For this week’s column, I am taking a follow-up question from Carolina in Bilbao, Spain:
I’m just wondering about one comment in your answer, that you think that the strong psychic connection I felt was only one-way. Does it mean that, according to the charts, the love was only from me to him? He didn’t feel love?
From time to time, a reader whose question I’ve answered in this column will e-mail me and ask a follow-up question. Usually, I write back and suggest they schedule a consultation for more information. I’ve never used a follow-up question in this column, and yet I feel compelled to take Carolina’s question, because, once again, I believe she represents many readers (mostly women) who are or have been in similar circumstances.
Carolina, first of all, I realize that my answer to you in last week’s column was not easy for you to hear and wasn’t the answer you wanted. My intent was not to cause you pain but to help you find peace in your heart by resolving your feelings with this man and moving on.
Many women get hung up on this notion of whether the man they were in love with loved them back. I understand the need to have an answer, but astrology can’t provide it. Compatibility charts can tell us whether two people have physical chemistry, whether they can easily share their emotions with each other, how they demonstrate affection, whether the relationship will last, and whether it will be relatively smooth or laden with conflict. We can even tell whether a relationship has endured over many lifetimes.
But you can’t add up all of those components and say “Yes, it’s love,” or “No, it’s not love.” Whether someone is even capable of love depends on their level of personal development. The charts can show us tendencies, that’s all.
We might be tempted to conclude that a man or woman who plays the field isn’t capable of love, but that would be a wrong conclusion. They could feel intense love in that moment and just not wish to commit to a long-term relationship. Put another way, love alone doesn’t determine whether a relationship will last. I’m sure every one of you knows people who loved each other and yet couldn’t make a relationship work.

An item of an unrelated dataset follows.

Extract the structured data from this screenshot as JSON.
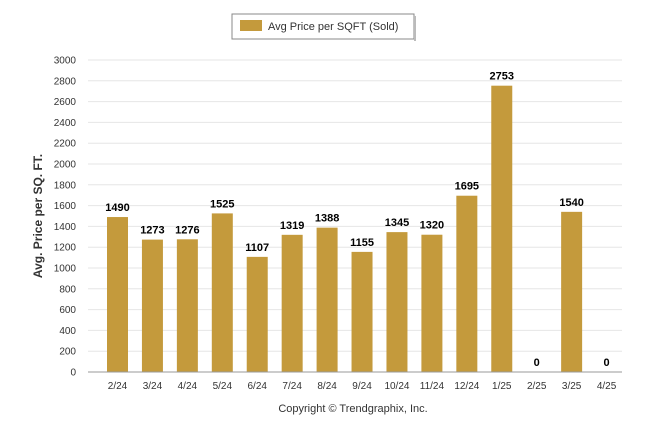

So, in my mind, the question of whether he ever loved you really isn’t that important. Even if he did, he decided, for whatever reason, that he didn’t want to be in a long-term relationship with you.
And there is where the trouble lies. When someone we love leaves, we want a reason and will make up all kinds of scenarios in our head to avoid the conclusion that we did something wrong or weren’t good enough.
This is why I believe “love gone wrong” is the first step for many people of both genders to start down a path of spiritual awakening. It requires that we look within ourselves, take inventory, and clear out all the baggage and outdated beliefs that hold us back from who we really are and what we want. There is a huge resistance internally to this process, and a broken heart can break down that resistance. There is no doubt that it’s a painful and difficult process, and no one with a heart would wish it on anyone. It just seems to be how we humans are wired.
So, Carolina, please try not to dwell on this question of whether he loved you or not. There’s no answer, and even if there was, it wouldn’t matter. What matters is how you’re going to heal from this experience and awaken to the true nature of who you really are and to the love in your own heart.
Wishing you much love and courage,
P.S. To all of you who have written to me recently requesting a Soul Mates Karma Report, please accept my apologies for not responding right away. I’m currently not taking new clients but will get back with you individually and ask whether you’d like to be put on my wait list. Thank you so much for your patience.